I don't really want to wade into that debate as much as use it as an access point for thinking about some shifting cultural moments. I was reading an interview with media ecologist Douglas Rushkoff on the always enlightening TNI, in which he used lightbulbs as a way of understanding how media functions,
"So it’s like the lightbulb is a media environment, right? You turn on the lightbulb, and you have a different environment because of that medium. But print is a media environment that encourages certain ways of looking at the world. Television changes us. Internet is a media environment. Somehow our media environment, combined with our economic environment, can really amplify one another’s effects in dangerous ways."
He also spoke about the important shift of the past few years which in his mind is a shift from futurism to what he terms presentism, that essentially we aren't a forward-looking society anymore (this could be a sign of the final end of modernity or not, but it would seem to signal a significant shift in the cultural psyche away from a dominant perspective rooted in the Enlightenment project). Elsewhere, Rushkoff has defined presentism as this,
"We shifted to this leaning forward futurist viewpoint to a “woah we’re here” presentism, it’s the shock of “Oh my gosh, we’re alive right now, but I’m not living for the now.”Nothing changes where you are right now, but we don’t think that way. The new thing that’s supposed to change our lives, when it doesn’t, we don’t know what to do."
Now, I think of two competing, or at least parallel, ideas about the present here. The one is the 'spiritual' discipline of being present in the world, and the idea that it is an important thing to be alive to the present moment, and we use any number of techniques, meditation, prayer and the like to condition ourselves to being 'in' the present moment. It's interesting to me that Rushkoff finds that living in the present, in the now, seems to eradicate the potential for change, and perhaps more importantly, challenges the idea that we are supposed to be changing.
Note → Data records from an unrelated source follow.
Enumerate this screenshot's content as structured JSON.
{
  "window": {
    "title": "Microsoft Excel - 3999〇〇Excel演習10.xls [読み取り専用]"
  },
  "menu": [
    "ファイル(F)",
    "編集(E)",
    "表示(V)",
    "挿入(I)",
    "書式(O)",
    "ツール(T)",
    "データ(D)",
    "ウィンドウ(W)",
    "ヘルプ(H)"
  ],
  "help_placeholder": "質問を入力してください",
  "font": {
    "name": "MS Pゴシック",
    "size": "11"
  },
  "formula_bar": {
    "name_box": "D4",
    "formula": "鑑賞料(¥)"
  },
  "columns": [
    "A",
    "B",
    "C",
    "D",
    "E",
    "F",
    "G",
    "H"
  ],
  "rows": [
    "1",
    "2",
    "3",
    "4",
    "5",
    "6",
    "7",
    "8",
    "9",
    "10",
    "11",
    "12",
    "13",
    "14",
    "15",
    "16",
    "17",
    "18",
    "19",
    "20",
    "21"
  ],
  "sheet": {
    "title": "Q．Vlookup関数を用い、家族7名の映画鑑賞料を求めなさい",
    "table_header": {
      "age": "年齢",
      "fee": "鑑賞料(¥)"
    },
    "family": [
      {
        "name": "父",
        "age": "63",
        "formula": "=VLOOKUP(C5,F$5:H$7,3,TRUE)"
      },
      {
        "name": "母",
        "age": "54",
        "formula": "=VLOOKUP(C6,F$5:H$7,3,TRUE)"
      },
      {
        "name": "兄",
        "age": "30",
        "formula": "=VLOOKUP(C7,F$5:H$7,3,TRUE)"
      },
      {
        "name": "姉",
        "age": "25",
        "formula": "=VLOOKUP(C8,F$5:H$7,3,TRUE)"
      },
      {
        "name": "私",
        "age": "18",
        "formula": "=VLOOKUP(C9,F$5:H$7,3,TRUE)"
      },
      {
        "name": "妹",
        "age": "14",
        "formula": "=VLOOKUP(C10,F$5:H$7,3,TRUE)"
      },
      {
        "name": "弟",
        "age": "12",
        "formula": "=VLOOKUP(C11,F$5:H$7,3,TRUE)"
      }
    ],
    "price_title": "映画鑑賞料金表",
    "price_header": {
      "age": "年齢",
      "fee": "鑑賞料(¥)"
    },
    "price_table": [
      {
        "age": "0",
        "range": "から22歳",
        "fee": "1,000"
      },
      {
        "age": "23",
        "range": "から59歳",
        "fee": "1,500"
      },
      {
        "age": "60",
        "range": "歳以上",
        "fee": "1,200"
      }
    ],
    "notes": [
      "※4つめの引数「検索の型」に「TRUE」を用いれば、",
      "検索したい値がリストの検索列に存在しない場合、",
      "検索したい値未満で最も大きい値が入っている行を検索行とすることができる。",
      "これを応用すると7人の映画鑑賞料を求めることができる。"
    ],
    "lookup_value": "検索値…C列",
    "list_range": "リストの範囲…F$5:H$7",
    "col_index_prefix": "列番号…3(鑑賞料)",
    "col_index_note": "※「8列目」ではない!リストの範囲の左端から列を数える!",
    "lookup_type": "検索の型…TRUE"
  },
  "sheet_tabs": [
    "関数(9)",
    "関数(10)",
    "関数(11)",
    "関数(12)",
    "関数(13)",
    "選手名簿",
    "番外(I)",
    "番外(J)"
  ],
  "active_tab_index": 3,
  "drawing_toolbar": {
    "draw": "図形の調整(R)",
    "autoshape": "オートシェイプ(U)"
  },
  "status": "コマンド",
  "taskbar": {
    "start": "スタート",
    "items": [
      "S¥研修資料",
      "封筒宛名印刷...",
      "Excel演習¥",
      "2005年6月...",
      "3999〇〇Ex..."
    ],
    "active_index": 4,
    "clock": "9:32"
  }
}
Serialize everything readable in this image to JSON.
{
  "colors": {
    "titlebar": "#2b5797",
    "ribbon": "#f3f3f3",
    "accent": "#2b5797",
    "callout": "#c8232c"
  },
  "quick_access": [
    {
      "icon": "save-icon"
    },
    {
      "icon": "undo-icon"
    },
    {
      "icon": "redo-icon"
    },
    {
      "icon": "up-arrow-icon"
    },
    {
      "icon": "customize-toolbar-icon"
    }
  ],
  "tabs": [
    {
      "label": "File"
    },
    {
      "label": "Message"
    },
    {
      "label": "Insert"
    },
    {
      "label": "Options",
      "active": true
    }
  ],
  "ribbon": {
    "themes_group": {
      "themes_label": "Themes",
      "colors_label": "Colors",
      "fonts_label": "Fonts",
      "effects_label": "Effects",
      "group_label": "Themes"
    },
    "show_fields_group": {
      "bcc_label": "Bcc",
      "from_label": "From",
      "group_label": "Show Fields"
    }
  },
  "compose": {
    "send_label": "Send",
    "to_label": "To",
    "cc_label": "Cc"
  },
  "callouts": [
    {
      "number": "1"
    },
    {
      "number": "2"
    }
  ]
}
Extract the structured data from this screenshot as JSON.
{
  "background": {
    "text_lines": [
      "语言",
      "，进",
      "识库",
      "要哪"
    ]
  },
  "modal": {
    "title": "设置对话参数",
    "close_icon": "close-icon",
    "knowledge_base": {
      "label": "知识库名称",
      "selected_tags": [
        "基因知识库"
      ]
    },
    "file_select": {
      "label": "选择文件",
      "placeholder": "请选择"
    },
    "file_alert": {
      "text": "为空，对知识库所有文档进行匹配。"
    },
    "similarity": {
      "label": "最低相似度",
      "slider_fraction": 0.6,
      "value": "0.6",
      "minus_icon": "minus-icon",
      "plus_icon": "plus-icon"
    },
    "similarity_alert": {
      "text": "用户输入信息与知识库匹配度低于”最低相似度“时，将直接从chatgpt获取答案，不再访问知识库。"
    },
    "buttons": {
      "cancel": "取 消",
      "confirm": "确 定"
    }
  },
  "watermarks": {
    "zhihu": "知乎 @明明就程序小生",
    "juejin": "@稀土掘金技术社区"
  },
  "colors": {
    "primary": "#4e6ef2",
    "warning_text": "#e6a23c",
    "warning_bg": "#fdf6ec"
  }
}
Presentism seems to be about media demands for us to paying more attention, and this partly seems to be a bit of a negative for Rushkoff and he goes on to posit that things like Asperger's and ADD are perhaps resistant mechanisms to the demand from media to be more attentive? The Sex Pistols line, 'no future' was going through my head whilst I was reading the article.
Again, I don't want to debate that as much as point out, that however we parse it, something is changing in the cultural psyche and that this is important. There are going to be any number of ideas about the present moment, but I do think Rushkoff is pointing out something important here--the path he takes with it has appeal and non-appeal for me--but nonetheless, there seems to be a tangible shift in the way we are processing the world around us and a certain inertia accompanies that--noone seems to know what to do, or is perhaps afraid to make a move. I can only apply this anecdotally to my own small worlds, that of a certain acedemia and the diverse church environs and economies that I inhabit--all of them characterized by inertia as the future-lean gives ways to presentism.